Mardis heureux

La publicité montre un groupe de Gen Z à une rave party et dit : « Fais la fête à fond et remets-toi plus vite ». Je m’arrête un instant sur cette photo sur Instagram, et avant de me demander pourquoi l’algorithme me présente cette publicité, j’observe de plus près la publication. Il s’agit de compléments alimentaires Happy Tuesdays pour soi-disant éviter le coup de mou du mardi après un festival. En effet, la consommation de MDMA comme l’ecstasy provoque quelques jours après sa consommation une descente avec des symptômes de fatigue extrême, d’anxiété et de dépression. Si la MDMA a été prise le samedi soir, le gros coup de barre a lieu le mardi. Je vous avoue, avant d’être mère d’adolescents aux Pays-Bas, je n’avais pas la référence.

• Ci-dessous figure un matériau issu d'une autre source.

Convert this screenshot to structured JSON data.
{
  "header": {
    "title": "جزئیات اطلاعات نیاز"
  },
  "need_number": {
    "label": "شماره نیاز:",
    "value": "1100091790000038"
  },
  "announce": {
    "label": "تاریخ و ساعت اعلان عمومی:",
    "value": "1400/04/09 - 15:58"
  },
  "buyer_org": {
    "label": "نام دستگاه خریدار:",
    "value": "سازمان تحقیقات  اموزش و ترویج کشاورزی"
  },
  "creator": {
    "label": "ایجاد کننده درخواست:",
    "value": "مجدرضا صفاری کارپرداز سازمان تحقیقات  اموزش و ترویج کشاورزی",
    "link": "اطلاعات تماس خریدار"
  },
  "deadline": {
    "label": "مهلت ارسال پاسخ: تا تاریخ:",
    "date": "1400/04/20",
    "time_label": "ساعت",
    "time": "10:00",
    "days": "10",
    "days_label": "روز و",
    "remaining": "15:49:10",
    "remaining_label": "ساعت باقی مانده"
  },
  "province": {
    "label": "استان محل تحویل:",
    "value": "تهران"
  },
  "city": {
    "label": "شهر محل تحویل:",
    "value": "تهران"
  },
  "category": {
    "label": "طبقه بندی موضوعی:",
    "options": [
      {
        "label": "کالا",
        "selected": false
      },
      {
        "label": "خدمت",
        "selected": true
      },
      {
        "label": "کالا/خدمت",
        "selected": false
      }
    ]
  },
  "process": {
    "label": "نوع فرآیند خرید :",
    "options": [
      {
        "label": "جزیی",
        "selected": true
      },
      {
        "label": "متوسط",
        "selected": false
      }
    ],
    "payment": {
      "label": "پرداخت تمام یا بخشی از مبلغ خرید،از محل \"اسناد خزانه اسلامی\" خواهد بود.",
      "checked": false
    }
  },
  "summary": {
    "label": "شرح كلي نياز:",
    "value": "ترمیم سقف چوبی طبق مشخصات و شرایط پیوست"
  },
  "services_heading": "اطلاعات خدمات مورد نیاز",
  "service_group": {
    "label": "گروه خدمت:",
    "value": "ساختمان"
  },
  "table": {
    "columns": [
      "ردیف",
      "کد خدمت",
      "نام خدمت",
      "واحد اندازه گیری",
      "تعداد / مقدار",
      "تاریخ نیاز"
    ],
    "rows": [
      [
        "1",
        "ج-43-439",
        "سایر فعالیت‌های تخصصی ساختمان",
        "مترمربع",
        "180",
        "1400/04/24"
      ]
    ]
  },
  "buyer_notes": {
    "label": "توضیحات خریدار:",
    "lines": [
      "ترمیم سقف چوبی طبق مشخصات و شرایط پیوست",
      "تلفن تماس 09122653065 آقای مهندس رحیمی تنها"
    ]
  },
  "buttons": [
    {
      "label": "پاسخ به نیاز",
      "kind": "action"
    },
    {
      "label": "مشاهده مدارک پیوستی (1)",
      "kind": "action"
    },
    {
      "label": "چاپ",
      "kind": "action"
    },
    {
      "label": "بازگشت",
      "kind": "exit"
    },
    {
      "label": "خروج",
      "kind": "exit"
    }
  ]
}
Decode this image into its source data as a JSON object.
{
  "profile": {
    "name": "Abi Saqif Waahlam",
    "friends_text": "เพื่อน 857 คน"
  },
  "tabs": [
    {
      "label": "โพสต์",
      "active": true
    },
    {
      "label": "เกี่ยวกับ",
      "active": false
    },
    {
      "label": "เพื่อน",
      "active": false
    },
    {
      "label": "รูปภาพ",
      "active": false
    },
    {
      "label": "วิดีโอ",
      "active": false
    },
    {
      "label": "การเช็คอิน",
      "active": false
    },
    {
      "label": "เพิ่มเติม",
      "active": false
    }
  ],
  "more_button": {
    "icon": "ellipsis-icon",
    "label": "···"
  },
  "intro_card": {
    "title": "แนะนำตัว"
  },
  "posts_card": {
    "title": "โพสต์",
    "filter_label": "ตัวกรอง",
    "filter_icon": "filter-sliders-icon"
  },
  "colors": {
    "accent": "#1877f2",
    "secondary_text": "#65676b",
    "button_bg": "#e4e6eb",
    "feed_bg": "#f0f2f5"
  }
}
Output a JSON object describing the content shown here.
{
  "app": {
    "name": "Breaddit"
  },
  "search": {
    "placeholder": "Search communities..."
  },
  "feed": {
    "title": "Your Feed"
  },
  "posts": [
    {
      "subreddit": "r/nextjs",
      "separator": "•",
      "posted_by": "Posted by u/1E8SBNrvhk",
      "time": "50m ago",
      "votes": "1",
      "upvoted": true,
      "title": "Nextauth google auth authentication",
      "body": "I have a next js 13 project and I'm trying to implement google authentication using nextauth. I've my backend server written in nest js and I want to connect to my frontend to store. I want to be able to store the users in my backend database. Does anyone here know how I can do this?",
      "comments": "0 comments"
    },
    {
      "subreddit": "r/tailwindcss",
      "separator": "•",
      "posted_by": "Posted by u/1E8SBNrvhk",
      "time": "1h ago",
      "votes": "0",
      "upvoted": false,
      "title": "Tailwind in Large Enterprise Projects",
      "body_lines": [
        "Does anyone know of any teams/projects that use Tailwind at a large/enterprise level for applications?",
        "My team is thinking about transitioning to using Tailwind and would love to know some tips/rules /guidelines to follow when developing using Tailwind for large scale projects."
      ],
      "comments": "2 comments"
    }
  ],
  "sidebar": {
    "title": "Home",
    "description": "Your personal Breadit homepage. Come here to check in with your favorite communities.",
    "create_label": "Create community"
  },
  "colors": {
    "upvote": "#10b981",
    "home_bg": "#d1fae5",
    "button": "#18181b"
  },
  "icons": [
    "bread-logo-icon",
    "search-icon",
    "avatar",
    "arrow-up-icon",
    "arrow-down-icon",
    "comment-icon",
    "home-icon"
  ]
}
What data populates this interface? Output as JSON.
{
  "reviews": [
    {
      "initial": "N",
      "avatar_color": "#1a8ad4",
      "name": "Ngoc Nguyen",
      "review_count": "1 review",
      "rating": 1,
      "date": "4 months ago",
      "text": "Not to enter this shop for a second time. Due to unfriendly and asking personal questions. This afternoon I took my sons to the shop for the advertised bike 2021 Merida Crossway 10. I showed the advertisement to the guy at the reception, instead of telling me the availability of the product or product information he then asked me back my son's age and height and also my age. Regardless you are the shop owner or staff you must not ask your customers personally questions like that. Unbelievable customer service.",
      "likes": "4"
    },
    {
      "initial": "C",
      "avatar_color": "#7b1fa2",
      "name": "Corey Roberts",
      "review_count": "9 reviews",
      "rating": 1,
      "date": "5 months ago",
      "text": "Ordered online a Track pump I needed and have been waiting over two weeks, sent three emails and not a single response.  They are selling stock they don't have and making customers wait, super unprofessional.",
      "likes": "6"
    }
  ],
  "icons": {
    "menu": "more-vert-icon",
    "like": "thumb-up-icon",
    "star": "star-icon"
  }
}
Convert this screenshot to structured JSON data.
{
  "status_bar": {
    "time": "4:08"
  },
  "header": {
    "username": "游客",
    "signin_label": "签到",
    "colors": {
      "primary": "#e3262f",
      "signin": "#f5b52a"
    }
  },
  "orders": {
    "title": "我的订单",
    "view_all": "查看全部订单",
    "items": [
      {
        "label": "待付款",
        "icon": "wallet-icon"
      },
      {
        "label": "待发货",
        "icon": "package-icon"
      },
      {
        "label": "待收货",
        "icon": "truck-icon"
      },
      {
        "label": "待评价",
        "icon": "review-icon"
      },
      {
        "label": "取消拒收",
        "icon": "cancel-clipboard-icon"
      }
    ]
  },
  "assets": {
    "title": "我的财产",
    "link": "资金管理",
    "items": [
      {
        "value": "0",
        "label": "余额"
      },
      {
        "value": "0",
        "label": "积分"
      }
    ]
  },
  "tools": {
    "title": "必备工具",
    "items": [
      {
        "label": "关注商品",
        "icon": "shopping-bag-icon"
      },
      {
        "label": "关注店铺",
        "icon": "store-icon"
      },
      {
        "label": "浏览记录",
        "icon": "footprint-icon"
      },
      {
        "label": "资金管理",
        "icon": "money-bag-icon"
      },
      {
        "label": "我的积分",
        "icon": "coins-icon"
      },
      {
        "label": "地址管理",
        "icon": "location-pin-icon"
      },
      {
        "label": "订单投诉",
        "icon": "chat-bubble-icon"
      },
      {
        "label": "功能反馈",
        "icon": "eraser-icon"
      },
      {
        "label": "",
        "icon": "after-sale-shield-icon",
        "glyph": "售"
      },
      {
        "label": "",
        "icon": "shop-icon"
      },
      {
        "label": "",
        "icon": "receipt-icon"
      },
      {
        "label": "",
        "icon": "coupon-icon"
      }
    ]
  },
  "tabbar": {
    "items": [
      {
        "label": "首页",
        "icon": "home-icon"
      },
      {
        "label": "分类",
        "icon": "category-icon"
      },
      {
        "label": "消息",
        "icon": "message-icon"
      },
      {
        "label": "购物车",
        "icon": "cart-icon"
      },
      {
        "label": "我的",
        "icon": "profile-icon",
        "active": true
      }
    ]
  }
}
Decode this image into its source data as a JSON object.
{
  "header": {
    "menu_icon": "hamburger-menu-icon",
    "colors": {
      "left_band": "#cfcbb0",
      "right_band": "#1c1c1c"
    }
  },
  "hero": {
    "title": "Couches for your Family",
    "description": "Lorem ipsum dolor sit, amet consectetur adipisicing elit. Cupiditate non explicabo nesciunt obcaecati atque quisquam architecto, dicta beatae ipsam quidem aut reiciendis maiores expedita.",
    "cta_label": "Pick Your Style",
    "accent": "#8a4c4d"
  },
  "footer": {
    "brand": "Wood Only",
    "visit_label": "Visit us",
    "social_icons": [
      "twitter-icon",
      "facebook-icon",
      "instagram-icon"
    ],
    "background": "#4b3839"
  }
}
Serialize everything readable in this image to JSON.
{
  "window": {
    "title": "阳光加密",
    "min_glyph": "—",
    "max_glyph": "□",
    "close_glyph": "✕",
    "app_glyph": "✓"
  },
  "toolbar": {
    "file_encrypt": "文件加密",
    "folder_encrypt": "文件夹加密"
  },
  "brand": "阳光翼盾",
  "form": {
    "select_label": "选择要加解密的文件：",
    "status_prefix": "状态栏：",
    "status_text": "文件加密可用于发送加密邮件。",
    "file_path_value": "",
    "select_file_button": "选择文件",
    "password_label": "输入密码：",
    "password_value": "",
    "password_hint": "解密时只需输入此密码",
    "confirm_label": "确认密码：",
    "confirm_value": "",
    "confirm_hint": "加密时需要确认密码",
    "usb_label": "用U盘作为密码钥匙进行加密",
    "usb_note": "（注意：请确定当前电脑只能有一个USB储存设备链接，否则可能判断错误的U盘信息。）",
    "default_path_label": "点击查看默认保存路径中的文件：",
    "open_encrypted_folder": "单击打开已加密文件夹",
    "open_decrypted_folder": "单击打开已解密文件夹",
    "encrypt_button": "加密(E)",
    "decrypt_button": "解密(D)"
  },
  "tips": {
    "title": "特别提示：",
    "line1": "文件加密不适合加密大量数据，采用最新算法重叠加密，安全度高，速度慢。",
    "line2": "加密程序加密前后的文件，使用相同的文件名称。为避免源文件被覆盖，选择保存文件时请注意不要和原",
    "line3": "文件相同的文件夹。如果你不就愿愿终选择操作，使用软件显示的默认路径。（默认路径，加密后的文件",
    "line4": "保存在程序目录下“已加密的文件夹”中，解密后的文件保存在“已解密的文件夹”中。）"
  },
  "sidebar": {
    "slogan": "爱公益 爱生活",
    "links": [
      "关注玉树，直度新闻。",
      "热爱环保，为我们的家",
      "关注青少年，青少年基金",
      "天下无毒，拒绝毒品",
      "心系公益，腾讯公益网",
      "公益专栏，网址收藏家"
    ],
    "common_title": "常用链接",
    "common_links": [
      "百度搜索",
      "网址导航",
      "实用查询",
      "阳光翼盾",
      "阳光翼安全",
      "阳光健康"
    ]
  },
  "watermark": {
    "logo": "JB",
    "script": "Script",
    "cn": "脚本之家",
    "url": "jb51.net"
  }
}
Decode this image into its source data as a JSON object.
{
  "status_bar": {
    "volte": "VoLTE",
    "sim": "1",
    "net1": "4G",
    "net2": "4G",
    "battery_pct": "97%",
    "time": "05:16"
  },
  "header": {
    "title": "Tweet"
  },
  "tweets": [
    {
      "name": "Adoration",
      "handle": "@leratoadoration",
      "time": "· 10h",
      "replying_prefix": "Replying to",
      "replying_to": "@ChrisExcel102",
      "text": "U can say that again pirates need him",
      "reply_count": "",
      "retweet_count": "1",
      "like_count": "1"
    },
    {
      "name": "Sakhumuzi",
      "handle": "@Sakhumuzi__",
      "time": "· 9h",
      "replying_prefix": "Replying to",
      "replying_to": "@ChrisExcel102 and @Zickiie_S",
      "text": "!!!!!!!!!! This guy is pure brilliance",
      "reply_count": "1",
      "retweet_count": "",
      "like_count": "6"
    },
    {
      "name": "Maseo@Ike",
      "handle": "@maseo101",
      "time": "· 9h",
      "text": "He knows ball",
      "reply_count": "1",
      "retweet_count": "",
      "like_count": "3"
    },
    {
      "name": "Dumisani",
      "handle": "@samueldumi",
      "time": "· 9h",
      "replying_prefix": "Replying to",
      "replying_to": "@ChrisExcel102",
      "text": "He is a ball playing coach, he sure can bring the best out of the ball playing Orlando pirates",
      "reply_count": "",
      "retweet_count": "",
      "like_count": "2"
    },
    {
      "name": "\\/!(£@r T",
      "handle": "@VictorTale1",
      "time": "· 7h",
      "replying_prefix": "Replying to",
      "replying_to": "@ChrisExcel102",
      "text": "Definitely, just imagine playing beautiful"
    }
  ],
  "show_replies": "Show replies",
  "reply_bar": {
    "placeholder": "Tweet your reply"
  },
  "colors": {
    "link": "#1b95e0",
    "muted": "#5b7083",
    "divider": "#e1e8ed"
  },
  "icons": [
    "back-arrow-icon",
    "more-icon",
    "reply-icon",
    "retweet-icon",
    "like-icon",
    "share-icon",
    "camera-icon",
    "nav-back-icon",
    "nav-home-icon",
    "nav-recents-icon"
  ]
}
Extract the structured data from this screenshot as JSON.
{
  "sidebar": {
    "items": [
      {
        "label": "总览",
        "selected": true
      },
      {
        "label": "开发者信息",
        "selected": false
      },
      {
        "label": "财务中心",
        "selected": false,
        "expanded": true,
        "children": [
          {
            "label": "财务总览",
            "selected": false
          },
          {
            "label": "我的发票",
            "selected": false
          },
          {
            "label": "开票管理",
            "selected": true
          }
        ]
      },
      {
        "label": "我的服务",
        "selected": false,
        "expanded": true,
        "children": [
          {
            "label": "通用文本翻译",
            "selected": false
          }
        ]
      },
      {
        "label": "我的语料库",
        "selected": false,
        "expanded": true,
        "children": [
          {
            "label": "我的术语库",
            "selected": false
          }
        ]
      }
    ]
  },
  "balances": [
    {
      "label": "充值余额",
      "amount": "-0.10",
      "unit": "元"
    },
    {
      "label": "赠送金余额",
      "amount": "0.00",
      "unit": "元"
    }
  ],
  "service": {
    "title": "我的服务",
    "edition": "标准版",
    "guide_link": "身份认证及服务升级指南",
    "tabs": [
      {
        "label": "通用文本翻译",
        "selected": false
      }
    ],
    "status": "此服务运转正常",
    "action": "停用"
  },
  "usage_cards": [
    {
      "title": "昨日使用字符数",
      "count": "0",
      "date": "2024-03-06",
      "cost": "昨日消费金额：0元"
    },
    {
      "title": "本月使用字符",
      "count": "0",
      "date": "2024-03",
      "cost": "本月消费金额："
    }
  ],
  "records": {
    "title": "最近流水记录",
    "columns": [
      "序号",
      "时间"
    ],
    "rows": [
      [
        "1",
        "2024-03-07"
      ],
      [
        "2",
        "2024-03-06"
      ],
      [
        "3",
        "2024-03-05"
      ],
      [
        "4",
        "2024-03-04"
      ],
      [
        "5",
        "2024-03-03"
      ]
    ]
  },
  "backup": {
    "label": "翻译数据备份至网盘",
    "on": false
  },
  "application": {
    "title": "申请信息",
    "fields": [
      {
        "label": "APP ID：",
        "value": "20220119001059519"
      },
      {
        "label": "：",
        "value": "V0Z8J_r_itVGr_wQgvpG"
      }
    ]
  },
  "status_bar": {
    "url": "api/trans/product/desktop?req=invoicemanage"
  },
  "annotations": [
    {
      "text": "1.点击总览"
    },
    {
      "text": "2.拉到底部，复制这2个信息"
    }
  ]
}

Aujourd’hui, je l’ai, car j’ai des discussions avec mon fils qui a à présent 19 ans. Autour de ses 15,16 ans, nous avons abordé ses envies de consommation d’alcool. Puis, vers ses 17 ans, il s’interrogeait sur le cannabis. Nous savons que les adolescents ont besoin d’expérimenter et de chercher leurs limites, il ne sert à rien d’interdire. Mais pour ceux qui ne me connaissent pas, sachez que je ne bois pas d’alcool, je ne fume pas et je n’ai jamais consommé de drogue. Donc j’en ai parlé à d’autres mamans néerlandaises. Toutes m’ont dit : « on préfère qu’il fume un joint chez nous dans le jardin avec ses amis, plutôt que de traîner on ne sait pas où. Au moins à la maison, si ça ne va pas, on n’est pas loin ». Dans les discussions autour de la table de cuisine, mon fils m’a aussi expliqué qu’une de ses copines du lycée partait toute seule sur son scooter à des festivals où elle prenait de l’ecstasy. Elle lui a expliqué que ça lui coûtait moins cher que d’acheter de l’alcool. Une pilule coûte quelques euros, disons l’équivalent de deux bières. Elle en prend la moitié en début de soirée, puis l’autre moitié en milieu de soirée. Au dîner, nous avions des débats et notre fils soutenait les propositions politiques néerlandaises en faveur de l’encadrement de la production de MDMA aux Pays-Bas.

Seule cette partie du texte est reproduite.